“Dire che di un fatto manca la prova non equivale, di per sé, a dire che quel fatto è da ritenere contestato” – riflessioni su una recente pronuncia della Cassazione.
Con ordinanza n. 17889 del 27.8.2020, la Suprema Corte, con logica stringente, distingue la contestazione del raggiungimento della prova del fatto richiamato in giudizio dalla contestazione della sua esistenza ex art. 115 c.p.c.. Secondo gli Ermellini, solo in presenza di una specifica contestazione della verità del fatto in sé, il giudice può considerare contestato il fatto dedotto.
Dice ancora la Cassazione che il giudice, interpretata la condotta processuale come una “non contestazione”, avrebbe dovuto procedere ad una valutazione complessiva delle prove acquisite al processo, al fine di accertare se – ancorché per via indiretta/inferenziale – il fatto (non contestato) risultasse comprovato (esame che la Suprema Corte rimette al giudice del rinvio).

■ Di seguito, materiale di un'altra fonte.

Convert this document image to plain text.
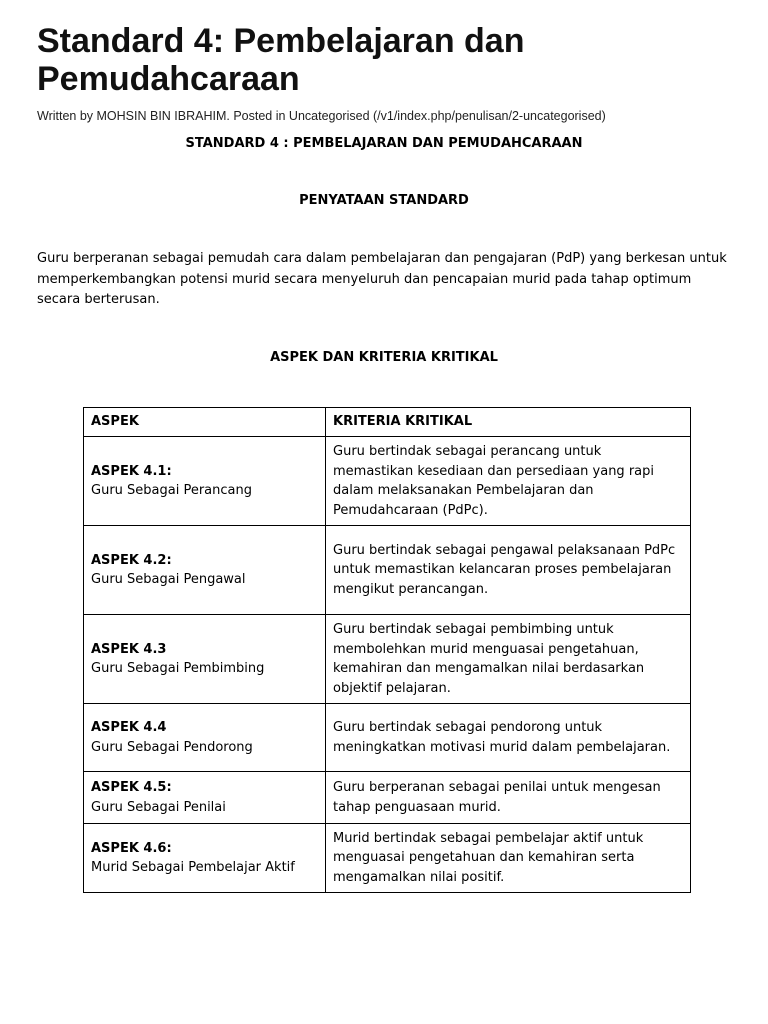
Standard 4: Pembelajaran dan Pemudahcaraan
Written by MOHSIN BIN IBRAHIM. Posted in Uncategorised (/v1/index.php/penulisan/2-uncategorised)
STANDARD 4 : PEMBELAJARAN DAN PEMUDAHCARAAN
PENYATAAN STANDARD

Guru berperanan sebagai pemudah cara dalam pembelajaran dan pengajaran (PdP) yang berkesan untuk memperkembangkan potensi murid secara menyeluruh dan pencapaian murid pada tahap optimum secara berterusan.

ASPEK DAN KRITERIA KRITIKAL
ASPEK	KRITERIA KRITIKAL

ASPEK 4.1:
Guru Sebagai Perancang	Guru bertindak sebagai perancang untuk memastikan kesediaan dan persediaan yang rapi dalam melaksanakan Pembelajaran dan Pemudahcaraan (PdPc).

ASPEK 4.2:
Guru Sebagai Pengawal	Guru bertindak sebagai pengawal pelaksanaan PdPc untuk memastikan kelancaran proses pembelajaran mengikut perancangan.

ASPEK 4.3
Guru Sebagai Pembimbing	Guru bertindak sebagai pembimbing untuk membolehkan murid menguasai pengetahuan, kemahiran dan mengamalkan nilai berdasarkan objektif pelajaran.

ASPEK 4.4
Guru Sebagai Pendorong	Guru bertindak sebagai pendorong untuk meningkatkan motivasi murid dalam pembelajaran.

ASPEK 4.5:
Guru Sebagai Penilai	Guru berperanan sebagai penilai untuk mengesan tahap penguasaan murid.

ASPEK 4.6:
Murid Sebagai Pembelajar Aktif	Murid bertindak sebagai pembelajar aktif untuk menguasai pengetahuan dan kemahiran serta mengamalkan nilai positif.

Mi sembra solo apparente il contrasto di tale enunciato con l’orientamento giurisprudenziale (invero prevalente) che configura la non contestazione come una relevatio ab onere probandi, con la conseguenza di esonerare il giudice da “qualsivoglia controllo probatorio del fatto…ritenendolo sussistente” (Cass. civ. Sez. III Sent., 17-06-2016, n. 12517).
Difatti, l’espunzione del fatto dal thema probandum, che consegue ad una sua mancata contestazione, è circoscritta dalla giurisprudenza ai fatti c.d. “principali”, e cioè ai fatti costitutivi posti a fondamento della domanda o ai fatti impeditivi, estintivi o modificativi allegati con le eccezioni (“La mancanza di specifica contestazione, se riferita ai fatti principali, comporta la superfluità della relativa prova perché non controversi, mentre se è riferita ai fatti secondari consente al giudice solo di utilizzarli liberamente quali argomenti di prova” Cass. civ. Sez. I Sent., 02-10-2015, n. 19709).
L’ordinanza in commento si riferisce invece ad un fatto “secondario”, teso a dimostrare la sussistenza dei fatti principali dedotti dall’attore.
L’ordinanza riprende allora l’orientamento, più volte espresso dalla Cassazione, che raccomanda di valutare le prove indiziarie, o meglio i fatti noti su cui si fonda il ragionamento presuntivo, le une per mezzo delle altre, con un apprezzamento per così dire “globale” (Cass. Civ. Sez. III, sent., 9.3.2021, n. 3703).
Ho piacere di osservare che la pronuncia omette di riferire al fatto secondario non contestato l’efficacia dell’argomento di prova, richiamata invece dalla giurisprudenza che ha circoscritto la portata del principio di non contestazione ai fatti principali. Mi sembra infatti che, a rigore di legge, non è il fatto (secondario) incontestato a poter costituire argomento di prova, ma la non contestazione in sé, quale espressione della condotta processuale della parte (ex art. 116 c.p.c.). Il fatto secondario non specificamente contestato (quale fatto noto su cui è possibile poggiare il ragionamento inferenziale), esclusa l’applicazione dei principi enunciati dagli artt. 115, 167 e 416 c.p.c., dovrebbe allora essere apprezzato nella valutazione complessiva dei fatti allegati dalle parti, come invero sembra suggerire l’ordinanza – purtroppo laconica – che qui si commenta.